Eles questionam validade legal do Parque e buscam por conciliação para resolver a questão

Conflitos, pressões e espera definem os últimos 18 anos de diversos proprietários de terras do Parque Nacional da Serra do Itajaí. Segundo um grupo de donos de imóveis, a situação desagradável é vivida desde a criação da unidade de conservação e de proteção integral de área contínua de Mata Atlântica, em 2004.

No aguardo pelas indenizações, Leandro Moresco, Clóvis Bette, Fabio Rezini, Pedro Joaquim Moretto e José Victor Iten apontam que a recente proposta de transformar o Parque em Floresta Nacional (Flona) não resolverá a situação.

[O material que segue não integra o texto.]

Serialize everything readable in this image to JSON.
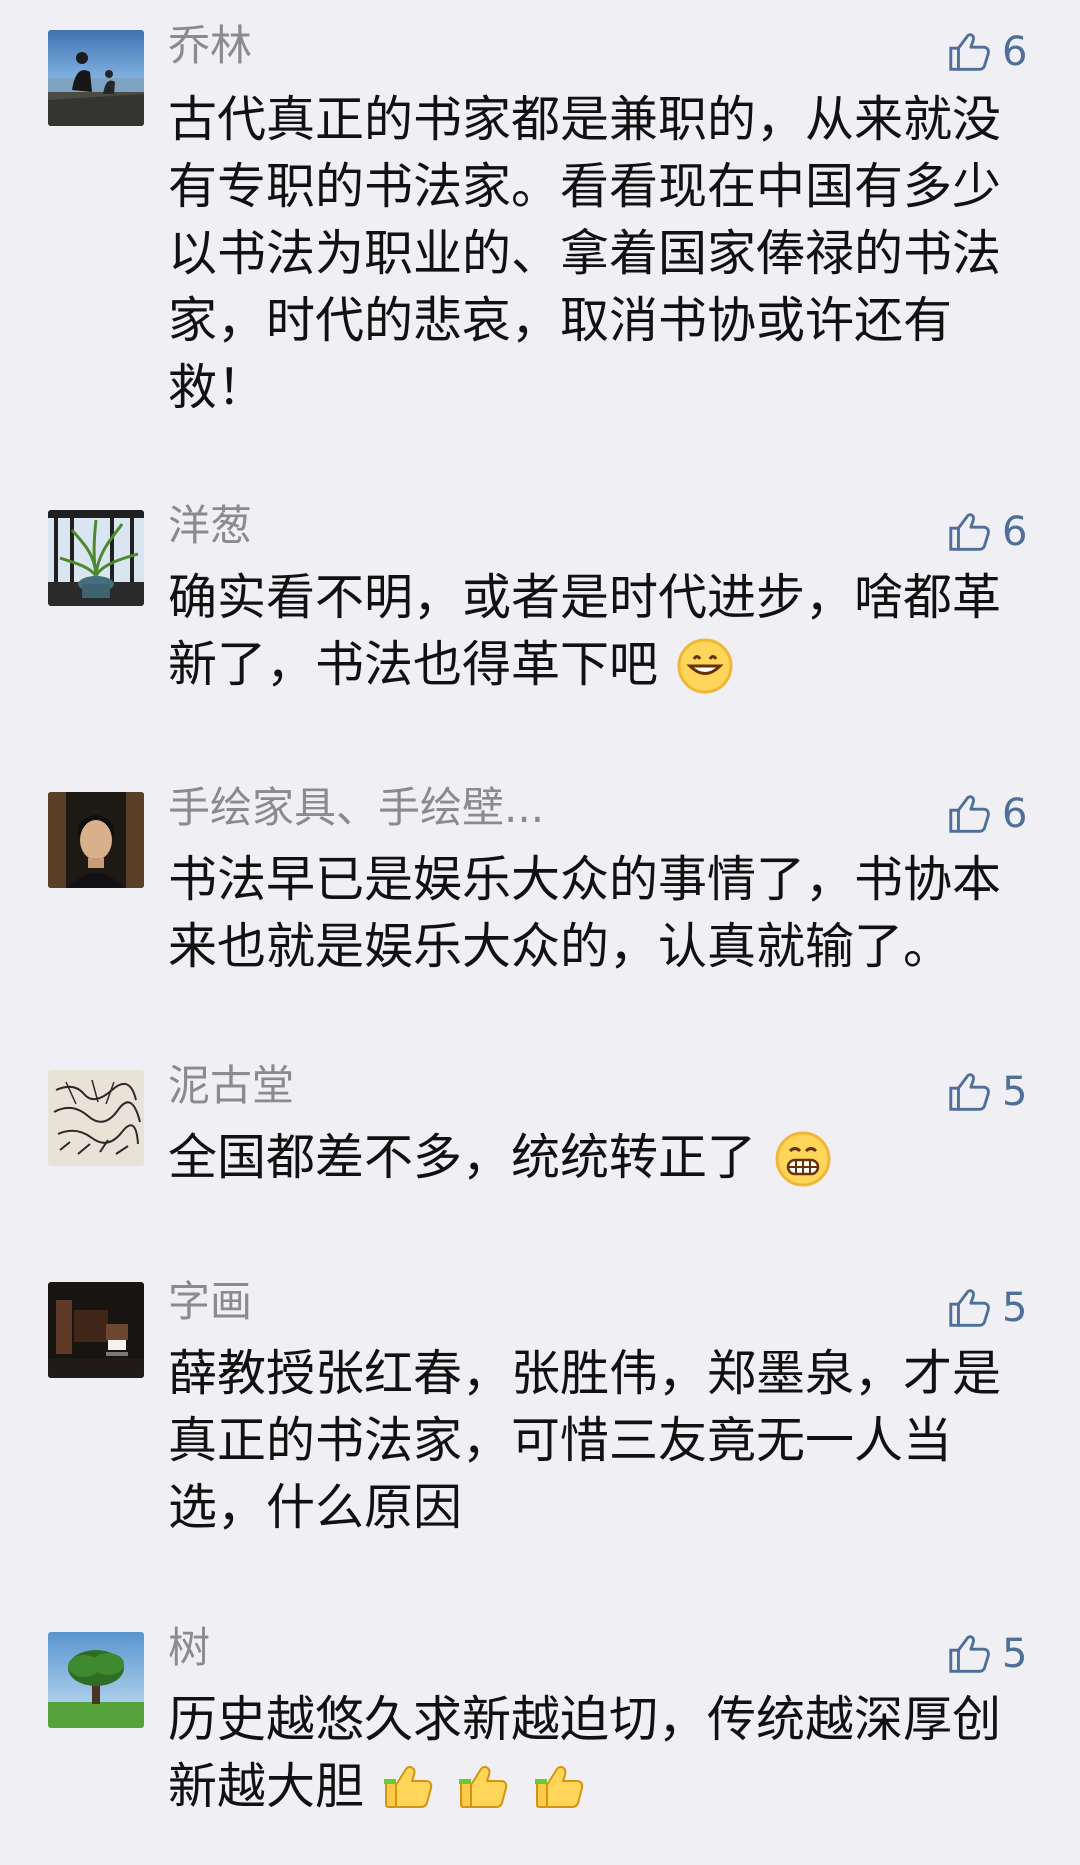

Para eles, a única mudança de categoria benéfica aos proprietários é de Parque Nacional para Área de Preservação Ambiental (APA). Ou seja, para uma unidade de uso sustentável. “Com isso, nós proprietários poderíamos permanecer lá, restabelecer a atividade que tínhamos anteriormente e, obviamente, respeitando o código florestal”, justifica José.

O Parque conta com um território de 57 mil hectares distribuído por nove municípios da região do Vale Europeu: Blumenau, Ascurra, Apiúna, Botuverá, Gaspar, Guabiruba, Indaial, Presidente Nereu e Vidal Ramos. A unidade federal está sob gestão do Instituto Chico Mendes de Conservação da Biodiversidade (ICMBio).

Em junho, uma audiência pública realizada em Blumenau discutiu a mudança de categoria. No evento, autoridades apoiaram o Projeto de Lei 1797/22, de autoria do deputado federal Darci de Matos (PSD). O texto propõe a mudança de categoria para Flona e que tramita na Câmara dos Deputados.

Contudo, caso o projeto de lei seja aprovado, a área continuará sendo de posse e domínio públicos. Assim, as propriedades ainda deverão ser desapropriadas e o governo deverá pagar as indenizações.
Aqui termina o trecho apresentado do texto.